L’umorismo lieve di Wodehouse è sempre garbato e surreale. Le sue storie sono ambiente tutte in quel periodo senza tempo, grosso modo collocabile nello strano interludio tra le due Guerre, quando l’aristocrazia inglese poteva ancora essere infarcita di “perdigiorno sciocchi e frivoli” che si illudevano di vivere in un irreale Eden ove ogni svagatezza era possibile. E tra di loro l’A. fa le sue vittime: coloro che si trascinano nella placida serenità di chi, non dovendo usare il cervello per poter sopravvivere, anzi vivere agiatamente e confortevolmente, ha abdicato totalmente alla noia di dover pensare e, per questo motivo, si trova in imbarazzo di fronte a ogni minimo contrattempo che la vita gli frappone davanti.

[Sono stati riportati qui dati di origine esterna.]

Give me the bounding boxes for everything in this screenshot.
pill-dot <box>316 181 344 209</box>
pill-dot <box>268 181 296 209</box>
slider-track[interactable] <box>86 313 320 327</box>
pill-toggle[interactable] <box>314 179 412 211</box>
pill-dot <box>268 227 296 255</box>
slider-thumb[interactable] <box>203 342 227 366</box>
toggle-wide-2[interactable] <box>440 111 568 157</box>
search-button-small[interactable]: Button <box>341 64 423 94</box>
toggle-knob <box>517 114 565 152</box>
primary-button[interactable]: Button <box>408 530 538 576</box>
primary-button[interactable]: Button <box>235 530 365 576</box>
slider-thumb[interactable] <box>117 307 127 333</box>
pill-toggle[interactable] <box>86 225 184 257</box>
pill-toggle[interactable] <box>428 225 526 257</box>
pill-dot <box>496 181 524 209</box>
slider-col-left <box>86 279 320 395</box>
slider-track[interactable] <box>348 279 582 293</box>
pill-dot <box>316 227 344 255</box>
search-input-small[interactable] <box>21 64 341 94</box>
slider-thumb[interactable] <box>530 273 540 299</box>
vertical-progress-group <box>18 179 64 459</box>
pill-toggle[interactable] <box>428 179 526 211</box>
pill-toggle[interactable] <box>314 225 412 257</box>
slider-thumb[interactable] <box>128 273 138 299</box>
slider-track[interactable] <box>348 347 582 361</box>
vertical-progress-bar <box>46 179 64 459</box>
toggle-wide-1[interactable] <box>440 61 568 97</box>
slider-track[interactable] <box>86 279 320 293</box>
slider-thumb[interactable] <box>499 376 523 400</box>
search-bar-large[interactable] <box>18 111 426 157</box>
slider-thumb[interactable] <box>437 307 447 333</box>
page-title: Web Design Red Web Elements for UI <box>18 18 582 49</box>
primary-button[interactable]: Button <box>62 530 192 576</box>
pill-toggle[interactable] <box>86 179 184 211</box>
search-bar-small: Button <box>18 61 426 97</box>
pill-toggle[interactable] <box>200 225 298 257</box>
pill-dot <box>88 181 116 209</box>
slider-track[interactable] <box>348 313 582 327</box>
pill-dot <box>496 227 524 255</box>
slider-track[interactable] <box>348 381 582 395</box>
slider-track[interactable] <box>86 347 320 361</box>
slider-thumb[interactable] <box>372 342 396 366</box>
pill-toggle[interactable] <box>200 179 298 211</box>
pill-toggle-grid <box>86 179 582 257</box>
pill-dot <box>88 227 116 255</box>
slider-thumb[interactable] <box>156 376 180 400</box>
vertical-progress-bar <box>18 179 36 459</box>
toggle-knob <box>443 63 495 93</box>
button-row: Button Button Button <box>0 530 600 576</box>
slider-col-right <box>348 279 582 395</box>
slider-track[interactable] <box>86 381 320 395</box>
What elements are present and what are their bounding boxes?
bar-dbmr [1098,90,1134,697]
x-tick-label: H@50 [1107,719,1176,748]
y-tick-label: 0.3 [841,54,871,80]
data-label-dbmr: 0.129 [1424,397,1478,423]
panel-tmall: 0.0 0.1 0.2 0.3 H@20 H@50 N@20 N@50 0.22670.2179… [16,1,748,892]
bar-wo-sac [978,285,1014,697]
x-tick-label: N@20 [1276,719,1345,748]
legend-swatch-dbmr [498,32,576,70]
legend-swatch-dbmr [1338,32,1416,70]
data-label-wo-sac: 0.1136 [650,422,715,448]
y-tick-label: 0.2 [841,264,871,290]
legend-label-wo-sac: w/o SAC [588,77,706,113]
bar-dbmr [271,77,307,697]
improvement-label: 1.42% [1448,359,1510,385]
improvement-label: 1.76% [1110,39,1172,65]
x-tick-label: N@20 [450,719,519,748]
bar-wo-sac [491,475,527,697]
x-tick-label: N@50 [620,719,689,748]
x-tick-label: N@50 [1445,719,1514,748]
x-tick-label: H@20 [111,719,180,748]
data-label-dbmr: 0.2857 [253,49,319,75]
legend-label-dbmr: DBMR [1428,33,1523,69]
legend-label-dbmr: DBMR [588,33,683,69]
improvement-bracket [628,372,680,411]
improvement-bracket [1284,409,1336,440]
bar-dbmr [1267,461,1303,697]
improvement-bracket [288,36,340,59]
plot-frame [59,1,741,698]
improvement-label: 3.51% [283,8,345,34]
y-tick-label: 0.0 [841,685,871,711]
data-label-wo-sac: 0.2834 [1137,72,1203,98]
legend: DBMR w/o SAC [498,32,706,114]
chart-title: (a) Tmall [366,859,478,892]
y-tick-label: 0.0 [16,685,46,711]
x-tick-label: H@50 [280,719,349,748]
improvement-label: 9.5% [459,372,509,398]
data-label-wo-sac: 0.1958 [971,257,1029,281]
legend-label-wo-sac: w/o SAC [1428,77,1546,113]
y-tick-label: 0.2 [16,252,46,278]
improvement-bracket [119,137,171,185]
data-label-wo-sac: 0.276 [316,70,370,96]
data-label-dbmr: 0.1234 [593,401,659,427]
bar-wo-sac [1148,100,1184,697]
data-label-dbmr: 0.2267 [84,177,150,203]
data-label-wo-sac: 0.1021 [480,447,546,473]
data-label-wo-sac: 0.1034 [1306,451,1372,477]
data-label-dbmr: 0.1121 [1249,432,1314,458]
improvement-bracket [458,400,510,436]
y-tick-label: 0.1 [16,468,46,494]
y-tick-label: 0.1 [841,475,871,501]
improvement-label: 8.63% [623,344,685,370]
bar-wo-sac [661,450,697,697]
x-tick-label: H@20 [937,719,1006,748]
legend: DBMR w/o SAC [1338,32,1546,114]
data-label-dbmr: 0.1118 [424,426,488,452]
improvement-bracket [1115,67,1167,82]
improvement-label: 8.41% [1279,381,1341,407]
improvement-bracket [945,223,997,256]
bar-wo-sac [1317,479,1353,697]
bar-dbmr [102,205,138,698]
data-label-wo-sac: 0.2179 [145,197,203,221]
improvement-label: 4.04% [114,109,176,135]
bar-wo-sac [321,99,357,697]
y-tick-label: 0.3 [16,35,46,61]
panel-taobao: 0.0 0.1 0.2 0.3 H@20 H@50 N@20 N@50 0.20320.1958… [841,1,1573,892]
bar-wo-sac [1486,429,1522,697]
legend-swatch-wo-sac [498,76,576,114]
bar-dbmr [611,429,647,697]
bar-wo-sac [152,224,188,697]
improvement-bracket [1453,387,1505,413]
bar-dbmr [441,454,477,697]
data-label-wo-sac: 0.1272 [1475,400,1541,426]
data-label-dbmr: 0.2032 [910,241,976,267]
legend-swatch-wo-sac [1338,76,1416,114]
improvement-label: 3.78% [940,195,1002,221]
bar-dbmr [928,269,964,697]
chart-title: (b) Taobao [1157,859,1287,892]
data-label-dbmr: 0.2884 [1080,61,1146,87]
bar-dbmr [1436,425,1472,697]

Le situazioni, se confrontate col mondo reale, appaiono poco plausibili, ma, anche per questo, risultano più ridicole.
Non tutte le complici strizzatine d’occhi al nostro “sense on humor” giungono ormai a destinazione: siamo troppo lontani nel tempo e nello spazio dalle creazioni di Wodehouse. Al pubblico italiano del XXI secolo, in particolare, possono sfuggire riferimenti a luoghi, nomi e circostanze che, invece, avrebbero suscitato l’ilarità ai lettori britannici coevi. Tuttavia il contesto generale resta gradevole. La vacua leggerezza delle situazioni, le burrasche che agitano le vite dei protagonisti (non più grandi di quelle che possono agitare una tazza di tè) continuano a divertire anche per la loro impalpabile leggerezza, molto british e anche un po’ blasè.
Insomma una lettura spensierata, piacevolmente assurda, ma pure arguta in modo intelligente.